The El Paso Board of County Commissioners approved two new park rules that go into effect immediately. The new rules include regulations that dogs must be on a leash in parks and a change in park hours.

“We’re looking for a safe and enjoyable time for all park users,” said Tim Wolken, Community Services Executive Director

In 2017 County Parks began a pilot program of allowing dogs to be off leash, but in control. The Parks office had 81 unsolicited calls about this rule.

County staff, the Humane Society, law enforcement, and park patrons have found the current “control” rule challenging to interpret. It can be subjective and difficult to enforce.

Wolken said, “The interpretation of what a ‘controlled’ dog is can vary from person to person.”

Other local jurisdictions have leash rules for their park systems including the City of Colorado Springs.

“If you’re on the New Sante Fe Trail and you’re going from the Air Force Academy to the town of Monument to the town of Palmer Lake you can have different rules for dogs being on leash versus off leash, which can be confusing for the citizens and the dogs,” Wolken said.

El Paso County Parks will open two new off-leash dog parks this year at Falcon Regional Park and Fountain Creek Regional Park. These dog parks will join two others that are open at Bear Creek Regional Park and Fox Run Regional Park.

“All different parts of the County will have an off-leash dog park,” Wolken said. “There will be opportunities to if you want your dog off leash.”

“We clearly heard today from some responsible dog owners,” Commissioner Cami Bremer said. “But not all dog owners are as responsible. It is our responsibility to ensure the safety and enjoyability of our parks. Unfortunately, sometimes rules have to be made because not everyone is a responsible dog owner.”

Commissioners asked parks staff and the Park Advisory Board to look into allowing dogs to be off leash if they are being controlled by an electric collar. Currently e-collars are not in compliance with the leash rule. “Maybe we need to be the entity in the region that’s leading the way on making this happen (e-collars), if it’s the right and responsible thing to do,” Board Chair Mark Waller said.

Susan Davies, from the Trails and Open Space Coalition, said, “Our advocacy committee and our board of directors both weighed this issue and decided overwhelmingly that we wanted to come out and support this change to the parks rules for leashed dogs. We have to support policies that make people feel safe so they want to use our parks.”

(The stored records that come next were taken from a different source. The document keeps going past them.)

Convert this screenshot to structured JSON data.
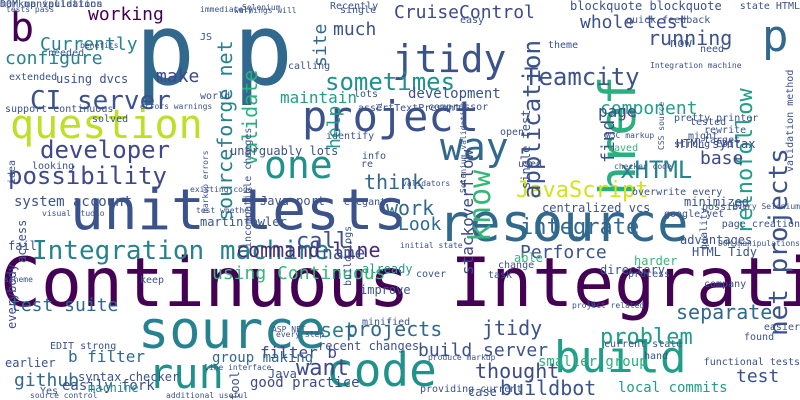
{
  "wordcloud": {
    "words": [
      {
        "text": "Continuous Integration",
        "color": "#440154"
      },
      {
        "text": "unit tests",
        "color": "#3b528b"
      },
      {
        "text": "p",
        "color": "#31688e"
      },
      {
        "text": "p",
        "color": "#31688e"
      },
      {
        "text": "resource",
        "color": "#31688e"
      },
      {
        "text": "source",
        "color": "#26828e"
      },
      {
        "text": "code",
        "color": "#21918c"
      },
      {
        "text": "project",
        "color": "#3b528b"
      },
      {
        "text": "way",
        "color": "#31688e"
      },
      {
        "text": "run",
        "color": "#21918c"
      },
      {
        "text": "question",
        "color": "#bddf26"
      },
      {
        "text": "build",
        "color": "#1f9e89"
      },
      {
        "text": "one",
        "color": "#21918c"
      },
      {
        "text": "href",
        "color": "#2ab07f"
      },
      {
        "text": "know",
        "color": "#35b779"
      },
      {
        "text": "jtidy",
        "color": "#3b528b"
      },
      {
        "text": "Integration machine",
        "color": "#26828e"
      },
      {
        "text": "CI server",
        "color": "#3b528b"
      },
      {
        "text": "sometimes",
        "color": "#21918c"
      },
      {
        "text": "Teamcity",
        "color": "#3b528b"
      },
      {
        "text": "developer",
        "color": "#3e4989"
      },
      {
        "text": "possibility",
        "color": "#3e4989"
      },
      {
        "text": "JavaScript",
        "color": "#d2e21b"
      },
      {
        "text": "xHTML",
        "color": "#26828e"
      },
      {
        "text": "application",
        "color": "#3b528b"
      },
      {
        "text": "net projects",
        "color": "#3b528b"
      },
      {
        "text": "relnofollow",
        "color": "#1f9e89"
      },
      {
        "text": "sourceforge net",
        "color": "#26828e"
      },
      {
        "text": "validate",
        "color": "#2ab07f"
      },
      {
        "text": "command line",
        "color": "#482878"
      },
      {
        "text": "think",
        "color": "#31688e"
      },
      {
        "text": "work",
        "color": "#31688e"
      },
      {
        "text": "want",
        "color": "#3e4989"
      },
      {
        "text": "thought",
        "color": "#3e4989"
      },
      {
        "text": "problem",
        "color": "#1f9e89"
      },
      {
        "text": "integrate",
        "color": "#31688e"
      },
      {
        "text": "call",
        "color": "#3b528b"
      },
      {
        "text": "set",
        "color": "#26828e"
      },
      {
        "text": "projects",
        "color": "#31688e"
      },
      {
        "text": "jtidy",
        "color": "#3b528b"
      },
      {
        "text": "build server",
        "color": "#3b528b"
      },
      {
        "text": "buildbot",
        "color": "#3b528b"
      },
      {
        "text": "separate",
        "color": "#31688e"
      },
      {
        "text": "test",
        "color": "#3b528b"
      },
      {
        "text": "make",
        "color": "#3e4989"
      },
      {
        "text": "configure",
        "color": "#26828e"
      },
      {
        "text": "Currently",
        "color": "#26828e"
      },
      {
        "text": "working",
        "color": "#440154"
      },
      {
        "text": "CruiseControl",
        "color": "#3e4989"
      },
      {
        "text": "much",
        "color": "#3b528b"
      },
      {
        "text": "site",
        "color": "#31688e"
      },
      {
        "text": "help",
        "color": "#1f9e89"
      },
      {
        "text": "maintain",
        "color": "#1f9e89"
      },
      {
        "text": "Look",
        "color": "#31688e"
      },
      {
        "text": "name",
        "color": "#3b528b"
      },
      {
        "text": "using Continuous",
        "color": "#35b779"
      },
      {
        "text": "Perforce",
        "color": "#3b528b"
      },
      {
        "text": "github",
        "color": "#31688e"
      },
      {
        "text": "test suite",
        "color": "#31688e"
      },
      {
        "text": "b filter",
        "color": "#31688e"
      },
      {
        "text": "filter b",
        "color": "#3e4989"
      },
      {
        "text": "running",
        "color": "#3b528b"
      },
      {
        "text": "component",
        "color": "#1f9e89"
      },
      {
        "text": "find",
        "color": "#3b528b"
      },
      {
        "text": "page",
        "color": "#3e4989"
      },
      {
        "text": "stackoverflow",
        "color": "#3e4989"
      },
      {
        "text": "base",
        "color": "#3e4989"
      },
      {
        "text": "whole test",
        "color": "#3b528b"
      },
      {
        "text": "blockquote blockquote",
        "color": "#3b528b"
      },
      {
        "text": "b",
        "color": "#440154"
      },
      {
        "text": "p",
        "color": "#31688e"
      },
      {
        "text": "system account",
        "color": "#3b528b"
      },
      {
        "text": "easily fork",
        "color": "#3b528b"
      },
      {
        "text": "good practice",
        "color": "#3e4989"
      },
      {
        "text": "local commits",
        "color": "#1f9e89"
      },
      {
        "text": "smaller group",
        "color": "#2ab07f"
      },
      {
        "text": "group making",
        "color": "#31688e"
      },
      {
        "text": "centralized vcs",
        "color": "#3b528b"
      },
      {
        "text": "fail",
        "color": "#3b528b"
      },
      {
        "text": "access",
        "color": "#3b528b"
      },
      {
        "text": "everybody",
        "color": "#3e4989"
      },
      {
        "text": "development",
        "color": "#3b528b"
      },
      {
        "text": "using dvcs",
        "color": "#3b528b"
      },
      {
        "text": "single test",
        "color": "#3b528b"
      },
      {
        "text": "now",
        "color": "#3b528b"
      },
      {
        "text": "HTML syntax",
        "color": "#3e4989"
      },
      {
        "text": "HTML Tidy",
        "color": "#3b528b"
      },
      {
        "text": "advantages",
        "color": "#3b528b"
      },
      {
        "text": "recent changes",
        "color": "#3b528b"
      },
      {
        "text": "minimized",
        "color": "#3b528b"
      },
      {
        "text": "unarguably lots",
        "color": "#3b528b"
      },
      {
        "text": "Java port",
        "color": "#3b528b"
      },
      {
        "text": "martinfowler",
        "color": "#3b528b"
      },
      {
        "text": "already",
        "color": "#1f9e89"
      },
      {
        "text": "improve",
        "color": "#3b528b"
      },
      {
        "text": "Java",
        "color": "#3b528b"
      },
      {
        "text": "syntax checker",
        "color": "#3b528b"
      },
      {
        "text": "machine",
        "color": "#21918c"
      },
      {
        "text": "tool",
        "color": "#3b528b"
      },
      {
        "text": "harder",
        "color": "#35b779"
      },
      {
        "text": "able",
        "color": "#35b779"
      },
      {
        "text": "directory",
        "color": "#3b528b"
      },
      {
        "text": "earlier",
        "color": "#3b528b"
      },
      {
        "text": "case",
        "color": "#3b528b"
      },
      {
        "text": "keep",
        "color": "#3b528b"
      },
      {
        "text": "found",
        "color": "#3b528b"
      },
      {
        "text": "easier",
        "color": "#3b528b"
      },
      {
        "text": "hand",
        "color": "#3b528b"
      },
      {
        "text": "Yes",
        "color": "#3b528b"
      },
      {
        "text": "needed",
        "color": "#3b528b"
      },
      {
        "text": "extended",
        "color": "#3b528b"
      },
      {
        "text": "support continuous",
        "color": "#3b528b"
      },
      {
        "text": "solved",
        "color": "#3b528b"
      },
      {
        "text": "JS",
        "color": "#3b528b"
      },
      {
        "text": "calling",
        "color": "#3b528b"
      },
      {
        "text": "lots",
        "color": "#3b528b"
      },
      {
        "text": "assertTextPresent",
        "color": "#3b528b"
      },
      {
        "text": "compressor",
        "color": "#3b528b"
      },
      {
        "text": "identify",
        "color": "#3b528b"
      },
      {
        "text": "pretty printer",
        "color": "#3b528b"
      },
      {
        "text": "rewrite",
        "color": "#3b528b"
      },
      {
        "text": "target",
        "color": "#3b528b"
      },
      {
        "text": "strong EDIT",
        "color": "#3b528b"
      },
      {
        "text": "tested",
        "color": "#3b528b"
      },
      {
        "text": "might",
        "color": "#3b528b"
      },
      {
        "text": "saved",
        "color": "#35b779"
      },
      {
        "text": "info",
        "color": "#3b528b"
      },
      {
        "text": "used",
        "color": "#3b528b"
      },
      {
        "text": "open",
        "color": "#3b528b"
      },
      {
        "text": "change",
        "color": "#3b528b"
      },
      {
        "text": "task",
        "color": "#3b528b"
      },
      {
        "text": "process",
        "color": "#3b528b"
      },
      {
        "text": "company",
        "color": "#3b528b"
      },
      {
        "text": "possible",
        "color": "#3b528b"
      },
      {
        "text": "quality",
        "color": "#3b528b"
      },
      {
        "text": "need",
        "color": "#3b528b"
      },
      {
        "text": "quick feedback",
        "color": "#3b528b"
      },
      {
        "text": "easy",
        "color": "#3b528b"
      },
      {
        "text": "single",
        "color": "#3b528b"
      },
      {
        "text": "Recently",
        "color": "#3b528b"
      },
      {
        "text": "theme",
        "color": "#3b528b"
      },
      {
        "text": "state HTML",
        "color": "#3b528b"
      },
      {
        "text": "validation method",
        "color": "#3b528b"
      },
      {
        "text": "incompatible changes",
        "color": "#3b528b"
      },
      {
        "text": "world",
        "color": "#3b528b"
      },
      {
        "text": "looking",
        "color": "#3b528b"
      },
      {
        "text": "idea",
        "color": "#3b528b"
      },
      {
        "text": "elegant",
        "color": "#3b528b"
      },
      {
        "text": "re",
        "color": "#3b528b"
      },
      {
        "text": "minified",
        "color": "#3b528b"
      },
      {
        "text": "EDIT strong",
        "color": "#3b528b"
      },
      {
        "text": "providing current",
        "color": "#3b528b"
      },
      {
        "text": "cover",
        "color": "#3b528b"
      },
      {
        "text": "current state",
        "color": "#3b528b"
      },
      {
        "text": "functional tests",
        "color": "#3b528b"
      },
      {
        "text": "build logs",
        "color": "#3b528b"
      },
      {
        "text": "overwrite every",
        "color": "#3b528b"
      },
      {
        "text": "benefits",
        "color": "#3b528b"
      },
      {
        "text": "immediately",
        "color": "#3b528b"
      },
      {
        "text": "errors warnings",
        "color": "#3b528b"
      },
      {
        "text": "warnings will",
        "color": "#3b528b"
      },
      {
        "text": "validators",
        "color": "#3b528b"
      },
      {
        "text": "Selenium validation",
        "color": "#3b528b"
      },
      {
        "text": "CSS source",
        "color": "#3b528b"
      },
      {
        "text": "every Selenium",
        "color": "#3b528b"
      },
      {
        "text": "DOM manipulations",
        "color": "#3b528b"
      },
      {
        "text": "visual studio",
        "color": "#3b528b"
      },
      {
        "text": "scheme",
        "color": "#3b528b"
      },
      {
        "text": "line interface",
        "color": "#3b528b"
      },
      {
        "text": "project related",
        "color": "#3b528b"
      },
      {
        "text": "tests pass",
        "color": "#3b528b"
      },
      {
        "text": "produce markup",
        "color": "#3b528b"
      },
      {
        "text": "additional useful",
        "color": "#3b528b"
      },
      {
        "text": "ASP NET",
        "color": "#3b528b"
      },
      {
        "text": "source control",
        "color": "#3b528b"
      },
      {
        "text": "every step",
        "color": "#3b528b"
      },
      {
        "text": "checker code",
        "color": "#3b528b"
      },
      {
        "text": "W3C markup",
        "color": "#3b528b"
      },
      {
        "text": "initial state",
        "color": "#3b528b"
      },
      {
        "text": "existing code",
        "color": "#3b528b"
      },
      {
        "text": "test whether",
        "color": "#3b528b"
      },
      {
        "text": "markup errors",
        "color": "#3b528b"
      },
      {
        "text": "google yet",
        "color": "#3b528b"
      },
      {
        "text": "page creation",
        "color": "#3b528b"
      },
      {
        "text": "fi",
        "color": "#3b528b"
      },
      {
        "text": "lu",
        "color": "#3b528b"
      },
      {
        "text": "Selenium",
        "color": "#3b528b"
      },
      {
        "text": "Integration machine",
        "color": "#3b528b"
      },
      {
        "text": "markup validation",
        "color": "#3b528b"
      },
      {
        "text": "DOM manipulations",
        "color": "#3b528b"
      }
    ]
  }
}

The Park Advisory Board endorsed the amendments to the Park Rules and Regulations at its meeting on February 13, 2019.

Commissioners also approved a change in the time of park operations, closing the parks two hours earlier. The new park hours are 5 a.m. to 9 p.m.

“We don’t have any lighted facilities inside our park system besides parking lots,” Wolken said. “You can ask yourself if it’s good for citizens to be in the park system after dark from a safety stand point.”

Wolken said most vandalism and trash issues happen at night. Seventy-one percent of citizens that responded to a public survey agreed with the change in the park hours.